Mystery Stone Pile

Olmstead?

Olmstead?

An intriguing question recently came my way from a reader. Richard K. from Williamsburg, VA asks, “Could a pile of stones possibly aid in the identification of an individual in a 19th century photograph?” In the photo he included, the man sits in an open buggy holding the reins of a horse. The horse has its ears pulled back suggesting that someone is out of the frame startling the steed into a frozen stance while the film is exposed. The man also holds still, eyes cast down, expressionless, but attempting to appear animated by raising his hands to a driver’s position.
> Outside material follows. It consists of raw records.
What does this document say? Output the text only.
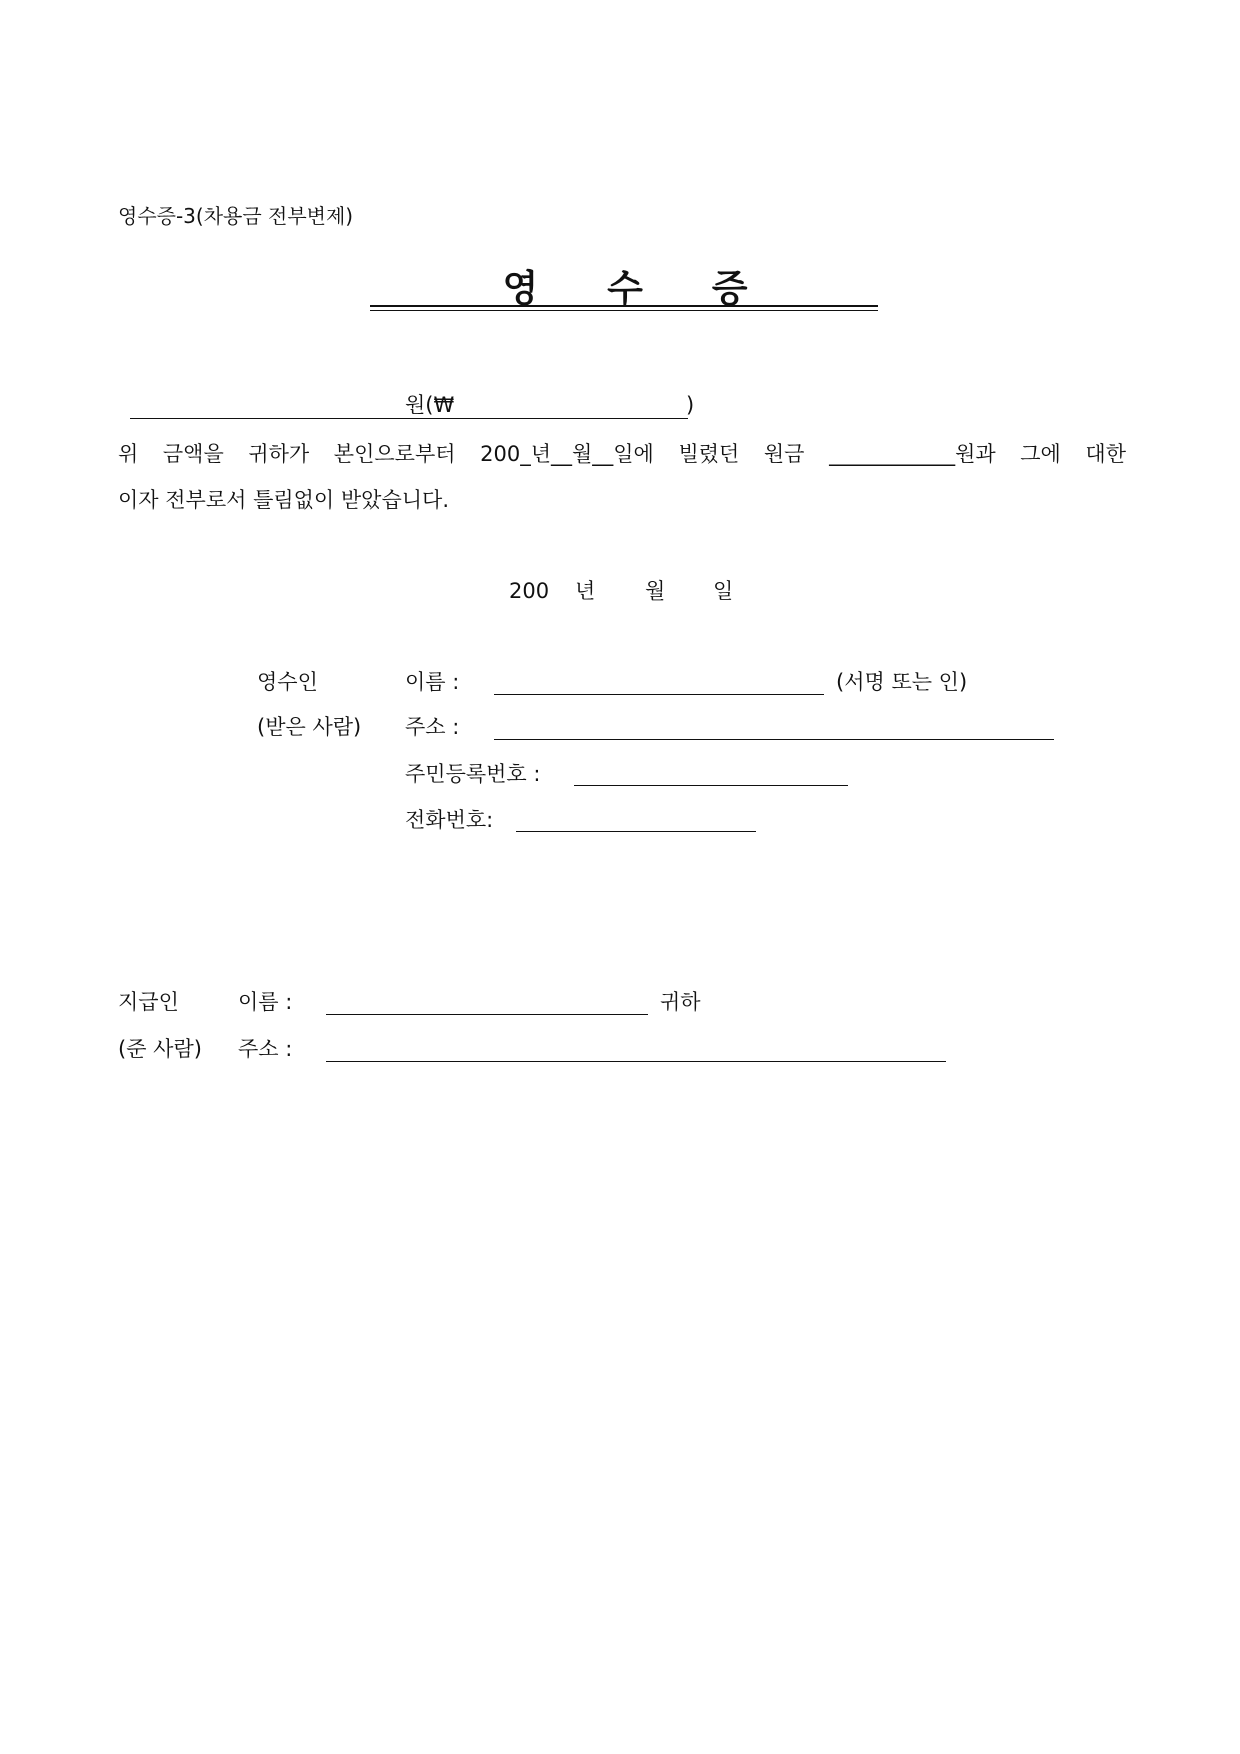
영수증-3(차용금 전부변제)
영 수 증
원(₩	)
위 금액을 귀하가 본인으로부터 200_년__월__일에 빌렸던 원금 ____________원과 그에 대한
이자 전부로서 틀림없이 받았습니다.
200 년 월 일
영수인
(받은 사람)
이름 :	(서명 또는 인)
주소 :
주민등록번호 :
전화번호:
지급인
(준 사람)
이름 :	귀하
주소 :
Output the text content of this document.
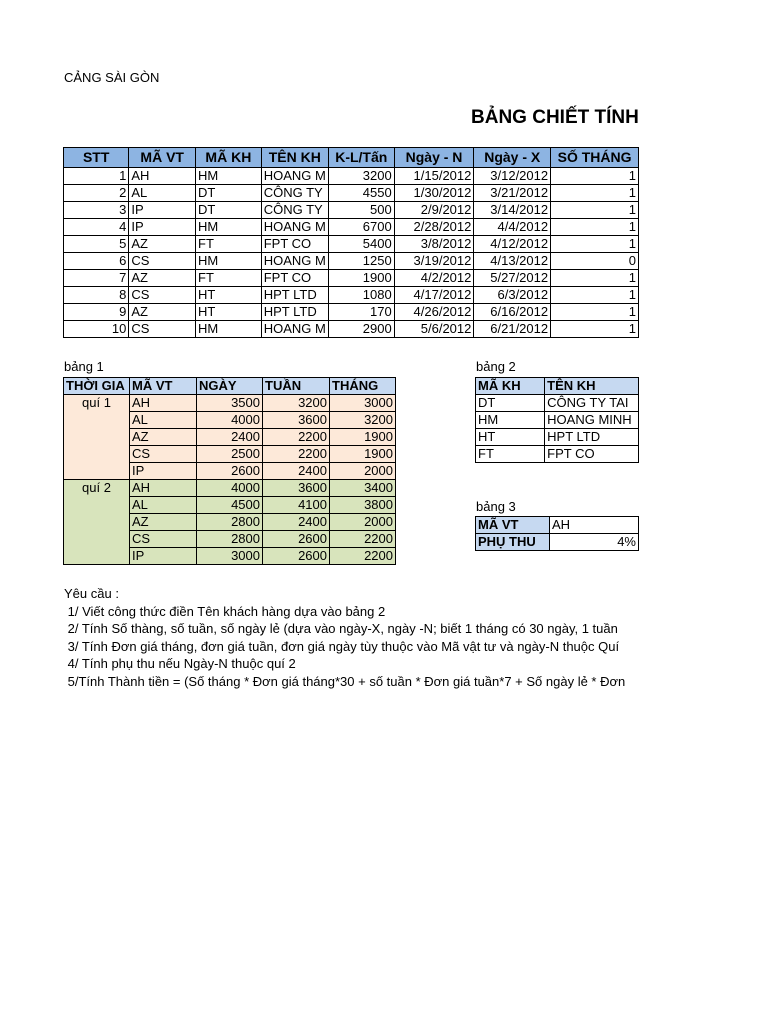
CẢNG SÀI GÒN
BẢNG CHIẾT TÍNH
STT	MÃ VT	MÃ KH	TÊN KH	K-L/Tấn	Ngày - N	Ngày - X	SỐ THÁNG
1	AH	HM	HOANG M	3200	1/15/2012	3/12/2012	1
2	AL	DT	CÔNG TY	4550	1/30/2012	3/21/2012	1
3	IP	DT	CÔNG TY	500	2/9/2012	3/14/2012	1
4	IP	HM	HOANG M	6700	2/28/2012	4/4/2012	1
5	AZ	FT	FPT CO	5400	3/8/2012	4/12/2012	1
6	CS	HM	HOANG M	1250	3/19/2012	4/13/2012	0
7	AZ	FT	FPT CO	1900	4/2/2012	5/27/2012	1
8	CS	HT	HPT LTD	1080	4/17/2012	6/3/2012	1
9	AZ	HT	HPT LTD	170	4/26/2012	6/16/2012	1
10	CS	HM	HOANG M	2900	5/6/2012	6/21/2012	1
bảng 1
THỜI GIA	MÃ VT	NGÀY	TUẦN	THÁNG
quí 1	AH	3500	3200	3000
	AL	4000	3600	3200
	AZ	2400	2200	1900
	CS	2500	2200	1900
	IP	2600	2400	2000
quí 2	AH	4000	3600	3400
	AL	4500	4100	3800
	AZ	2800	2400	2000
	CS	2800	2600	2200
	IP	3000	2600	2200
bảng 2
MÃ KH	TÊN KH
DT	CÔNG TY TAI
HM	HOANG MINH
HT	HPT LTD
FT	FPT CO
bảng 3
MÃ VT	AH
PHỤ THU	4%
Yêu cầu :
1/ Viết công thức điền Tên khách hàng dựa vào bảng 2
2/ Tính Số thàng, số tuần, số ngày lẻ (dựa vào ngày-X, ngày -N; biết 1 tháng có 30 ngày, 1 tuần
3/ Tính Đơn giá tháng, đơn giá tuần, đơn giá ngày tùy thuộc vào Mã vật tư và ngày-N thuộc Quí
4/ Tính phụ thu nếu Ngày-N thuộc quí 2
5/Tính Thành tiền = (Số tháng * Đơn giá tháng*30 + số tuần * Đơn giá tuần*7 + Số ngày lẻ * Đơn
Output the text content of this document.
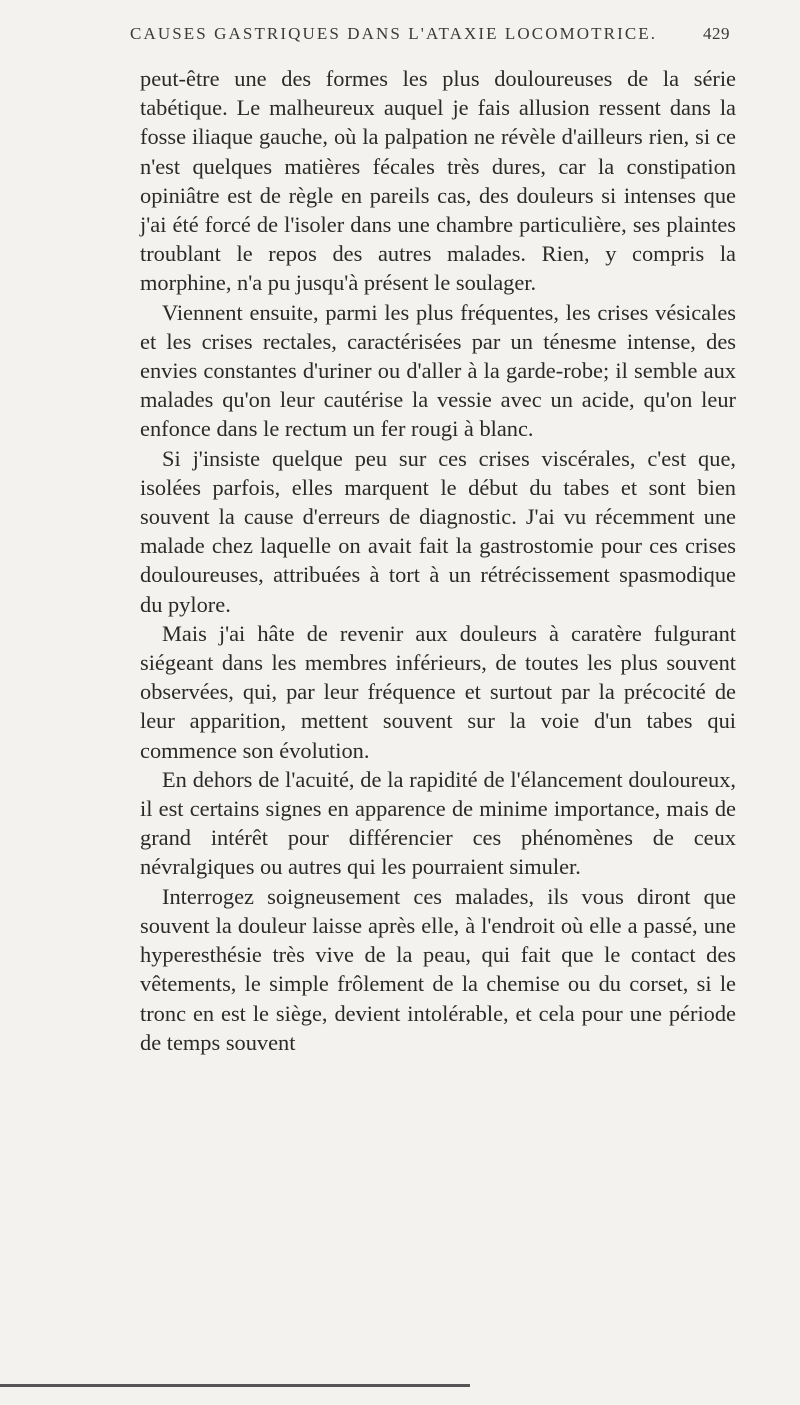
CAUSES GASTRIQUES DANS L'ATAXIE LOCOMOTRICE.	429

peut-être une des formes les plus douloureuses de la série tabétique. Le malheureux auquel je fais allusion ressent dans la fosse iliaque gauche, où la palpation ne révèle d'ailleurs rien, si ce n'est quelques matières fécales très dures, car la constipation opiniâtre est de règle en pareils cas, des douleurs si intenses que j'ai été forcé de l'isoler dans une chambre particulière, ses plaintes troublant le repos des autres malades. Rien, y compris la morphine, n'a pu jusqu'à présent le soulager.

Viennent ensuite, parmi les plus fréquentes, les crises vésicales et les crises rectales, caractérisées par un ténesme intense, des envies constantes d'uriner ou d'aller à la garde-robe; il semble aux malades qu'on leur cautérise la vessie avec un acide, qu'on leur enfonce dans le rectum un fer rougi à blanc.

Si j'insiste quelque peu sur ces crises viscérales, c'est que, isolées parfois, elles marquent le début du tabes et sont bien souvent la cause d'erreurs de diagnostic. J'ai vu récemment une malade chez laquelle on avait fait la gastrostomie pour ces crises douloureuses, attribuées à tort à un rétrécissement spasmodique du pylore.

Mais j'ai hâte de revenir aux douleurs à caratère fulgurant siégeant dans les membres inférieurs, de toutes les plus souvent observées, qui, par leur fréquence et surtout par la précocité de leur apparition, mettent souvent sur la voie d'un tabes qui commence son évolution.

En dehors de l'acuité, de la rapidité de l'élancement douloureux, il est certains signes en apparence de minime importance, mais de grand intérêt pour différencier ces phénomènes de ceux névralgiques ou autres qui les pourraient simuler.

Interrogez soigneusement ces malades, ils vous diront que souvent la douleur laisse après elle, à l'endroit où elle a passé, une hyperesthésie très vive de la peau, qui fait que le contact des vêtements, le simple frôlement de la chemise ou du corset, si le tronc en est le siège, devient intolérable, et cela pour une période de temps souvent
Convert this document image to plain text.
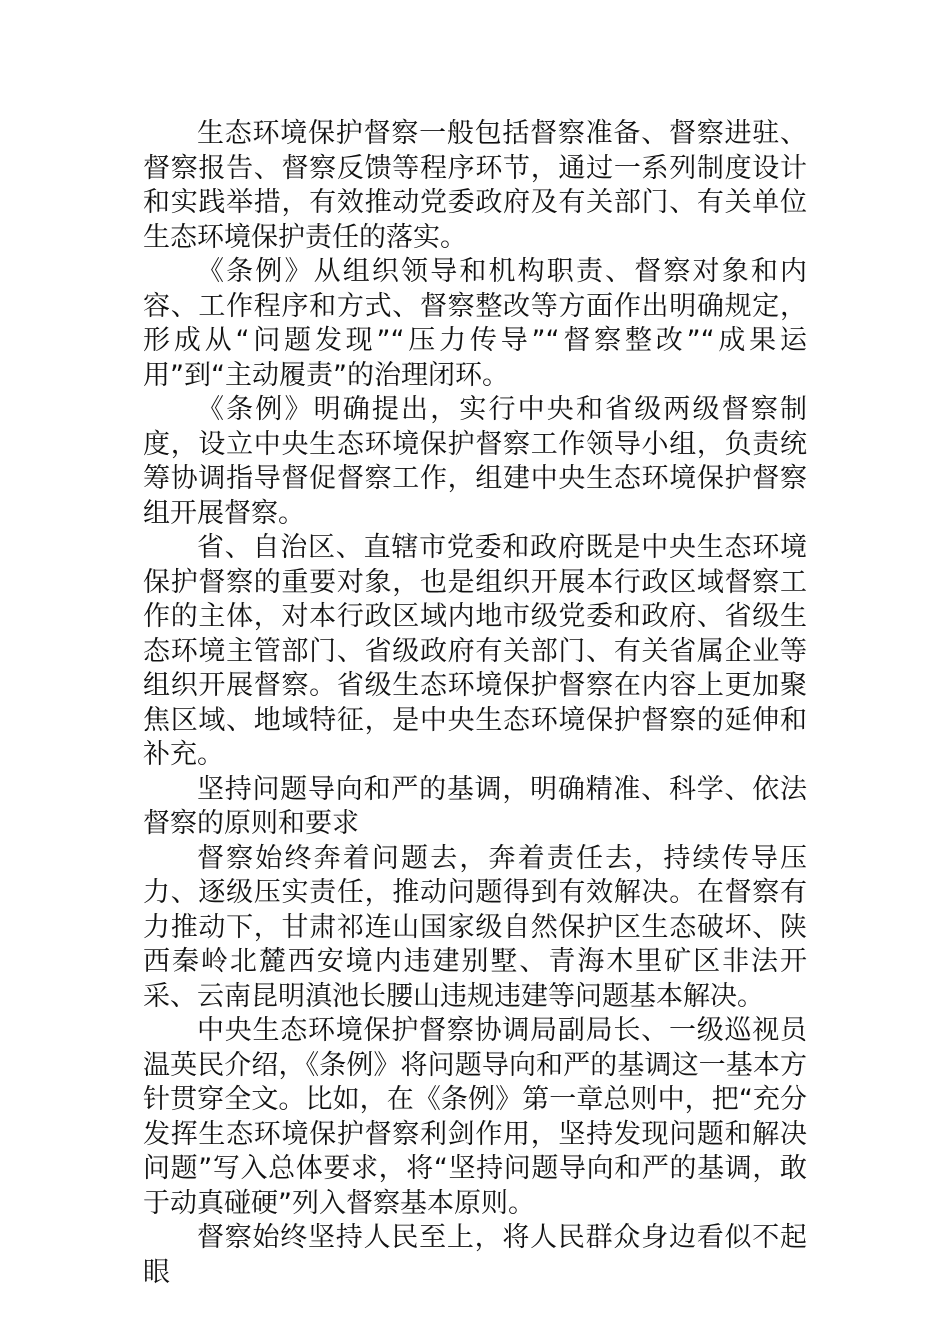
生态环境保护督察一般包括督察准备、督察进驻、督察报告、督察反馈等程序环节，通过一系列制度设计和实践举措，有效推动党委政府及有关部门、有关单位生态环境保护责任的落实。

《条例》从组织领导和机构职责、督察对象和内容、工作程序和方式、督察整改等方面作出明确规定，形成从“问题发现”“压力传导”“督察整改”“成果运用”到“主动履责”的治理闭环。

《条例》明确提出，实行中央和省级两级督察制度，设立中央生态环境保护督察工作领导小组，负责统筹协调指导督促督察工作，组建中央生态环境保护督察组开展督察。

省、自治区、直辖市党委和政府既是中央生态环境保护督察的重要对象，也是组织开展本行政区域督察工作的主体，对本行政区域内地市级党委和政府、省级生态环境主管部门、省级政府有关部门、有关省属企业等组织开展督察。省级生态环境保护督察在内容上更加聚焦区域、地域特征，是中央生态环境保护督察的延伸和补充。

坚持问题导向和严的基调，明确精准、科学、依法督察的原则和要求

督察始终奔着问题去，奔着责任去，持续传导压力、逐级压实责任，推动问题得到有效解决。在督察有力推动下，甘肃祁连山国家级自然保护区生态破坏、陕西秦岭北麓西安境内违建别墅、青海木里矿区非法开采、云南昆明滇池长腰山违规违建等问题基本解决。

中央生态环境保护督察协调局副局长、一级巡视员温英民介绍，《条例》将问题导向和严的基调这一基本方针贯穿全文。比如，在《条例》第一章总则中，把“充分发挥生态环境保护督察利剑作用，坚持发现问题和解决问题”写入总体要求，将“坚持问题导向和严的基调，敢于动真碰硬”列入督察基本原则。

督察始终坚持人民至上，将人民群众身边看似不起眼
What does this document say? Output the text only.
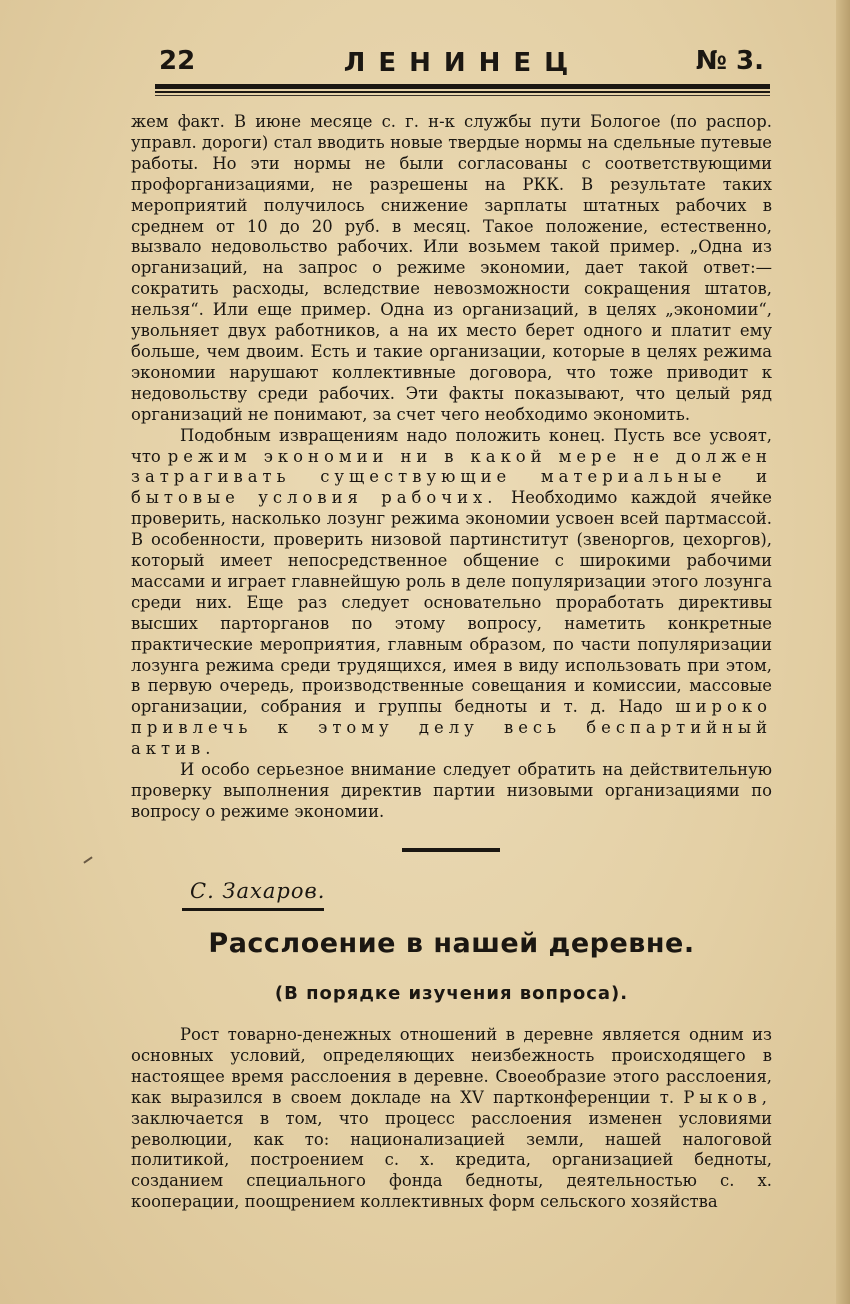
22	ЛЕНИНЕЦ	№ 3.

жем факт. В июне месяце с. г. н-к службы пути Бологое (по распор. управл. дороги) стал вводить новые твердые нормы на сдельные путевые работы. Но эти нормы не были согласованы с соответствующими профорганизациями, не разрешены на РКК. В результате таких мероприятий получилось снижение зарплаты штатных рабочих в среднем от 10 до 20 руб. в месяц. Такое положение, естественно, вызвало недовольство рабочих. Или возьмем такой пример. „Одна из организаций, на запрос о режиме экономии, дает такой ответ:—сократить расходы, вследствие невозможности сокращения штатов, нельзя“. Или еще пример. Одна из организаций, в целях „экономии“, увольняет двух работников, а на их место берет одного и платит ему больше, чем двоим. Есть и такие организации, которые в целях режима экономии нарушают коллективные договора, что тоже приводит к недовольству среди рабочих. Эти факты показывают, что целый ряд организаций не понимают, за счет чего необходимо экономить.

Подобным извращениям надо положить конец. Пусть все усвоят, что режим экономии ни в какой мере не должен затрагивать существующие материальные и бытовые условия рабочих. Необходимо каждой ячейке проверить, насколько лозунг режима экономии усвоен всей партмассой. В особенности, проверить низовой партинститут (звеноргов, цехоргов), который имеет непосредственное общение с широкими рабочими массами и играет главнейшую роль в деле популяризации этого лозунга среди них. Еще раз следует основательно проработать директивы высших парторганов по этому вопросу, наметить конкретные практические мероприятия, главным образом, по части популяризации лозунга режима среди трудящихся, имея в виду использовать при этом, в первую очередь, производственные совещания и комиссии, массовые организации, собрания и группы бедноты и т. д. Надо широко привлечь к этому делу весь беспартийный актив.

И особо серьезное внимание следует обратить на действительную проверку выполнения директив партии низовыми организациями по вопросу о режиме экономии.

С. Захаров.
Расслоение в нашей деревне.
(В порядке изучения вопроса).

Рост товарно-денежных отношений в деревне является одним из основных условий, определяющих неизбежность происходящего в настоящее время расслоения в деревне. Своеобразие этого расслоения, как выразился в своем докладе на XV партконференции т. Рыков, заключается в том, что процесс расслоения изменен условиями революции, как то: национализацией земли, нашей налоговой политикой, построением с. х. кредита, организацией бедноты, созданием специального фонда бедноты, деятельностью с. х. кооперации, поощрением коллективных форм сельского хозяйства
A plush robe covers his legs and the platform next to him. There’s a layer of hay on the floorboards. Since there’s no seat back, the carriage was probably used for short utilitarian excursions. The young man wears a coat and floppy bow tie. He has a military style forage cap covering his thick head of hair.

Mustached, with a ruddy complexion and a cigar clamped in the corner of his mouth, he could have been an apprentice seaman, a failed farmer, a newspaper journalist (just back from reporting on conditions in the South before the Civil War), a landscape architect, or, all four if the man in the picture was Frederick Law Olmstead. As my correspondent points out, the figure bears a striking resemblance to the designer of New York City’s Central Park. But because the photo’s unverifiable, we can only conjecture, and look for clues that may reveal more about the man.

At the top of the frame is a pile of stone. Behind it are two hexagonal stone posts, and behind them, street curbing. The details of the posts and curbing suggest that the photo location was an established urban setting. It’s curious that the photographer intentionally placed his subject in front of a pile of stone, and not before the more formal backdrop that was available. The stone pile looks to be recently deposited due to the lack of vegetation that would otherwise be sprouting along its edges. The pile displays two types of clean stone; rubble and dressed blocks. The rubble may be the spoils from the production of the blocks but the casualness in the way the blocks are arranged makes it appear that they were dumped there and not produced at that exact location. To my builder’s eye, the stone pile looks like ready stock for a construction.

Because the blocks are all squares and not long rectangles it can be assumed that they would not be stacked as corner stones. As such, a long vertical joint would develop where they intersect the wall faces. More likely they would have been used as voussoirs in an arch bridge construction. For instance, there are twenty stone arches, many made with Manhattan Schist, in Central Park. The Gapstone Bridge is one example built with voussoirs similar in size and shape to the blocks in the photograph. The railing of the bridge is built out of stone not unlike the rubble. Central Park was Olmstead’s first commission. The young designer went on to lay out plans for many other parks and campuses across North America during his long career.

The photograph remains a mystery but is no less interesting for the fact. It has led to questioning, spurred inquiry and stirred the imagination. Was the man in the buggy to become a world famous landscape architect, or, was he in reality just some fellow proudly holding the reins of his prized trotter?